Résumé de la décision
M. B A a introduit une requête le 2 octobre 2023, demandant l'annulation de la décision implicite du préfet des Côtes-d'Armor rejetant sa demande de titre de séjour, ainsi que la délivrance d'un certificat de résidence d'un an. Le 19 janvier 2024, après l'introduction de la requête, M. A a reçu le titre de séjour demandé, rendant ses conclusions sans objet. Le tribunal a donc décidé qu'il n'y avait pas lieu de statuer sur les demandes d'annulation et d'injonction. En outre, l'État a été condamné à verser 1 000 euros à l'avocat de M. A, sous réserve que celui-ci renonce à la part contributive de l'État.
Arguments pertinents
1. Absence d'objet des conclusions : Le tribunal a constaté que, suite à la délivrance du titre de séjour le 19 janvier 2024, les demandes d'annulation et d'injonction étaient devenues sans objet.

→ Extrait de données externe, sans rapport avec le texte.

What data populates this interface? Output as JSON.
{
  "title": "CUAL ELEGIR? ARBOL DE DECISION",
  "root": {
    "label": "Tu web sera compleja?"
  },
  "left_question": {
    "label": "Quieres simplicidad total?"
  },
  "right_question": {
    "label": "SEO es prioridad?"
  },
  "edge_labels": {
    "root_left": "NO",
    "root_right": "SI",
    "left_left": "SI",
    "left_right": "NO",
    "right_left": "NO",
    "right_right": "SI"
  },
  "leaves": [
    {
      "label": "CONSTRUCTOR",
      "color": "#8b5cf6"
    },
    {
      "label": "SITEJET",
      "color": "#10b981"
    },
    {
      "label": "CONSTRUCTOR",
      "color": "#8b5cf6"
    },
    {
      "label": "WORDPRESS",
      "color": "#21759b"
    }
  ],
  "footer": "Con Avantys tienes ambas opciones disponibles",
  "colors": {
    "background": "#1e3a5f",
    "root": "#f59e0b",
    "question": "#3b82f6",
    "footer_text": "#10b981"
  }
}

Cela est en accord avec l'article R. 222-1 du code de justice administrative, qui permet de constater qu'il n'y a pas lieu de statuer sur une requête lorsque celle-ci ne soulève plus de questions à juger.
> "Il n'y a pas lieu de statuer sur les conclusions à fin d'annulation et d'injonction de la requête de M. A."
2. Aide juridictionnelle et frais d'avocat : Le tribunal a reconnu que M. A bénéficiait de l'aide juridictionnelle, ce qui permet à son avocat de demander le remboursement des frais. En conséquence, l'État a été condamné à verser une somme à l'avocat, sous condition de renonciation à la part contributive de l'État.
> "Il y a lieu, dans les circonstances de l'espèce, de mettre à la charge de l'État le versement à Me Douard de la somme de 1 000 euros."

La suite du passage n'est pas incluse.